The lactose finding is at least 15 years old judging by this article in the American Journal of Human Genetics, with the finding building on existing evidence from papers dating back to the 1970. Chances are that a scientific writer could dress up this finding and present it to the audience as brand new, published just yesterday even. With the exception of some doctors and nutritionists, the general public would be none the wiser.

There would actually be benefits to a science writer discussing a 15-year-old article, with its age facilitating much more discussion. What other findings did the article incite? Have their results influenced the scientists’ subsequent research. Did the result get confirmed, refuted, or forgotten? (Remember, peer review doesn’t confirm a manuscript is correct.) Such contextual questions cannot be answered when discussing a newly published study. A headline from a Science News article posted in December 2018 makes this abundantly clear: These 2018 findings could be big news — if they turn out to be true.

Regardless of whether the lactose adaptation was discovered in 2004, back in the 70s, or just yesterday, it’s an interesting result that deserves mention in the news. Of course, the date certainly matters if we’re discussing how and whether this news spreads. Back in 1988 in his A history of news, Mitchell Stephens wrote that the fastest medium with the largest potential audience will disseminate the bulk of a community’s breaking news. He was discussing how radio and television were overtaking newspapers, but his argument is just as applicable today when shared articles on social media determines much of the news we read.

Sharing in any form is key to the spread of news. The Wikipedia page on News notes that humans exhibit a nearly universal desire to learn and share news, which they satisfy by talking to each other and sharing information. Not just any news gets widely shared though. There are two key ingredients. The news story should signal something about the person sharing, and it helps if it is controversial. Steve Omohundro describes this in the framework of costly signalling. As he puts it, nobody is tweeting 2 + 2 = 4 because everyone agrees with it, and it says nothing about the tweeter themselves. Yet tweeting about a polarising issue actually requires more effort as it generates antagonism and leads to time-consuming arguments. Nevertheless, from a signalling standpoint, there’s a benefit to making noise.
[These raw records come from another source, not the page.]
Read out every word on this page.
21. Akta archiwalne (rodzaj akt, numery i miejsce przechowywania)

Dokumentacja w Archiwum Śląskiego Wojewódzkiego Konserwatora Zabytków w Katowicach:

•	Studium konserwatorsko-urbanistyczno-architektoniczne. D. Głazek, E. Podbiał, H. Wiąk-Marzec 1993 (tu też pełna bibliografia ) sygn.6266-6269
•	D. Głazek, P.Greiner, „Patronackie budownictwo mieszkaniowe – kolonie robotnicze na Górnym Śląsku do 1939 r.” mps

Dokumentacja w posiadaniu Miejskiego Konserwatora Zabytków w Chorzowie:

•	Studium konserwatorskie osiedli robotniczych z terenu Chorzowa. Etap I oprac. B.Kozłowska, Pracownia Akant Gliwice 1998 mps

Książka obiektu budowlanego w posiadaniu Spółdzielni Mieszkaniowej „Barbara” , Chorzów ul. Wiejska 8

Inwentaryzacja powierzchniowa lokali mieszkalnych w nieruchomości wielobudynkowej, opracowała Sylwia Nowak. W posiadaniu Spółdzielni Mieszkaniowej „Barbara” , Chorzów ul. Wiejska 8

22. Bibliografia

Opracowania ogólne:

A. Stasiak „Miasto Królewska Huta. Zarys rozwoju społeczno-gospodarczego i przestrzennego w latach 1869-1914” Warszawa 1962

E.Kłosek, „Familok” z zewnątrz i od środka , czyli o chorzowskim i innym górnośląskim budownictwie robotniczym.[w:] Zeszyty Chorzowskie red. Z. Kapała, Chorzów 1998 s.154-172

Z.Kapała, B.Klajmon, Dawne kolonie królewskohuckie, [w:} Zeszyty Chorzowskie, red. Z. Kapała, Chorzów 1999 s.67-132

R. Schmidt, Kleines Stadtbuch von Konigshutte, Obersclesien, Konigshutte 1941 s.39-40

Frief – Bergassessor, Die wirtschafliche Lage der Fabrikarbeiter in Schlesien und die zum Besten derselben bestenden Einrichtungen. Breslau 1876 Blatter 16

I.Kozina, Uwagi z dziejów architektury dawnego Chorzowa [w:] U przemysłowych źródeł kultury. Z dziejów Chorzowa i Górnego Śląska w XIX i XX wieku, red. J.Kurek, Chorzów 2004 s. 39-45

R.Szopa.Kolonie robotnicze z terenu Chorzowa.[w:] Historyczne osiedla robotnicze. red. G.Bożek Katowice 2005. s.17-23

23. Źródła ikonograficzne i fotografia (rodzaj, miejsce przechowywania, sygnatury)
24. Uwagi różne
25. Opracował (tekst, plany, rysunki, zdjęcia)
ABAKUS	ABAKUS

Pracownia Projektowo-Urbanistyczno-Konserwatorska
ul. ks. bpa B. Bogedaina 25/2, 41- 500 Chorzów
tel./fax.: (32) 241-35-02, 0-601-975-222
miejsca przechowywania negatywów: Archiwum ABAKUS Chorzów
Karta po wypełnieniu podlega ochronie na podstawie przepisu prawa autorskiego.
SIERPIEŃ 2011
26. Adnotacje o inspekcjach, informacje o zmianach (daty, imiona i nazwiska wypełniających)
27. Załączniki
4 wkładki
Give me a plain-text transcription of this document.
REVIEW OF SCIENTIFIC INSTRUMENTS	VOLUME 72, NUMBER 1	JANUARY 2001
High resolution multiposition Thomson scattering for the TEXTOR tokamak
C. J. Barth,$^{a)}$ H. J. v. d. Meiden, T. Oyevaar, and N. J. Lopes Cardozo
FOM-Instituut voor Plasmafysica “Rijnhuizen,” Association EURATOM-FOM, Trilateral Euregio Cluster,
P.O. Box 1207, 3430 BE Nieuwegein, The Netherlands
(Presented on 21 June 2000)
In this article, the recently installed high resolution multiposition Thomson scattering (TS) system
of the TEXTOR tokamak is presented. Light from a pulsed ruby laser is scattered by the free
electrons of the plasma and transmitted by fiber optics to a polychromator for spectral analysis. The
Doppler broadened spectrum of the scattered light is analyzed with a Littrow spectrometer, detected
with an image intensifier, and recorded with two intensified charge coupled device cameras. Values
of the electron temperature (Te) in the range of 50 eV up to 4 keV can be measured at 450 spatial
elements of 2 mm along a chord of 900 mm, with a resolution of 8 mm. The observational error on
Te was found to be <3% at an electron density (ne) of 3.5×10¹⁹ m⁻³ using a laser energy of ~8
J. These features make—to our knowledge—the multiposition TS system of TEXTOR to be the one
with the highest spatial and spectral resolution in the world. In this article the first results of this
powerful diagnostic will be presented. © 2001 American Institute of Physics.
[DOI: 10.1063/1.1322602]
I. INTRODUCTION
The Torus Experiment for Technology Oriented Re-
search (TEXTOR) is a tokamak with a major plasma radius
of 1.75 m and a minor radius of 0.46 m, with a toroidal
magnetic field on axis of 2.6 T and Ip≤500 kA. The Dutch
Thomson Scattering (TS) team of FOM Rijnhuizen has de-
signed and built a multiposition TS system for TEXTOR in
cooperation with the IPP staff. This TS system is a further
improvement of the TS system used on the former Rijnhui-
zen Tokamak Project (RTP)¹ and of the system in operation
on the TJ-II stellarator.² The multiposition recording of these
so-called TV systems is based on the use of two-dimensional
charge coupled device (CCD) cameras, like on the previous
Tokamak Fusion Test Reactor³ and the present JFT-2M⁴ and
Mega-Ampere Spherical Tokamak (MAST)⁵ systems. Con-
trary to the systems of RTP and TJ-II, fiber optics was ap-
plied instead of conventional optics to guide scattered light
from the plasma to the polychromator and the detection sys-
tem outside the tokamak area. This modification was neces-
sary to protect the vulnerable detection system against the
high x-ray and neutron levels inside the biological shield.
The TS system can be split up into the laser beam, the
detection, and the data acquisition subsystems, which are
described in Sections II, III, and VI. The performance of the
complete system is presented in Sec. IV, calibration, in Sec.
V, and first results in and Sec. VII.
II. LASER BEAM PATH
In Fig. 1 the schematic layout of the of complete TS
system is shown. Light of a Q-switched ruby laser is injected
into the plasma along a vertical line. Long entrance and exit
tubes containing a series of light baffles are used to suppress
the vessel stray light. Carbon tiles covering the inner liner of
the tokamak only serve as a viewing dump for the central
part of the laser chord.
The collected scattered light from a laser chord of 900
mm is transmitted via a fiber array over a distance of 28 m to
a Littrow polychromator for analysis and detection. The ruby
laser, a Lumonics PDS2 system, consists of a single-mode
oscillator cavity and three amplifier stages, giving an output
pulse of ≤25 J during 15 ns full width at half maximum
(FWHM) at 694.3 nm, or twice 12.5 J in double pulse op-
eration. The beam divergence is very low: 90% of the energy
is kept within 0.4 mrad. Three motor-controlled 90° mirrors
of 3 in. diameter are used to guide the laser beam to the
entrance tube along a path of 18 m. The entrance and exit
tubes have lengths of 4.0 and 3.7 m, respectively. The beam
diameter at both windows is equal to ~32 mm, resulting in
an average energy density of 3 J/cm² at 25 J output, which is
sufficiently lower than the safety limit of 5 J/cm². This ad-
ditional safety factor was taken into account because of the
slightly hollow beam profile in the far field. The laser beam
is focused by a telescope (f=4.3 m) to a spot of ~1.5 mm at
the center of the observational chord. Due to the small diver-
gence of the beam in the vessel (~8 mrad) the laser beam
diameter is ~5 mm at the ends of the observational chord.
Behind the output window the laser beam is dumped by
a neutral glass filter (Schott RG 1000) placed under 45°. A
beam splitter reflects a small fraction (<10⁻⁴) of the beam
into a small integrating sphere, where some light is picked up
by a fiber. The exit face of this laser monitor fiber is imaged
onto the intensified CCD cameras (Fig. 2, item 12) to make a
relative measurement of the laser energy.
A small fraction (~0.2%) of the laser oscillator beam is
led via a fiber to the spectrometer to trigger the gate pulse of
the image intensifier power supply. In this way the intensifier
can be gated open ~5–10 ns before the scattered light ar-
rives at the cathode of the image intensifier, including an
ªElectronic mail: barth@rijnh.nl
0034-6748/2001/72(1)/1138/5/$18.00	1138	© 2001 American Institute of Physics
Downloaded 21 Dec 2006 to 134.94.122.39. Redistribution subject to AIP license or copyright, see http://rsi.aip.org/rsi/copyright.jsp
Trilling et al. (2016) list several article characteristics that enhance “shareworthiness”. Not that it lasts. They point to other studies showing that a news article’s proliferation on twitter usually saturates after one day. Assuming this short time frame holds true for sharing of a new scientific finding, this implies a short collective attention span for any given study.

Don’t get me wrong, many scientific studies deserve their 15 minutes of fame. And social media provides a platform that enables wide dissemination of these studies, which has to be a good thing. But we can’t forget the stories that news and social media are not conducive to highlighting. As physicist Max Tegmark puts it:

If we define “interesting” in terms of clicks and Nielsen ratings, then top candidates must involve sudden change of some sort, whether it be a discovery or a disaster. If we instead define “interesting” in terms of importance for the future of humanity, then our top list should include even developments too slow to meet journalist’s definition of “news”.

A lack of disaster has actually made NASA too successful argues Nicholas Christakis. By making manned and unmanned space travel safe and routine, it has become boring to the public, thereby discouraging Americans to think the country should increase NASA’s budget. In a similar vein, physicist Lisa Randall notes that the true sign that dark matter searches have succeeded will be that the discovery will be taken for granted and will afterward cease to be news.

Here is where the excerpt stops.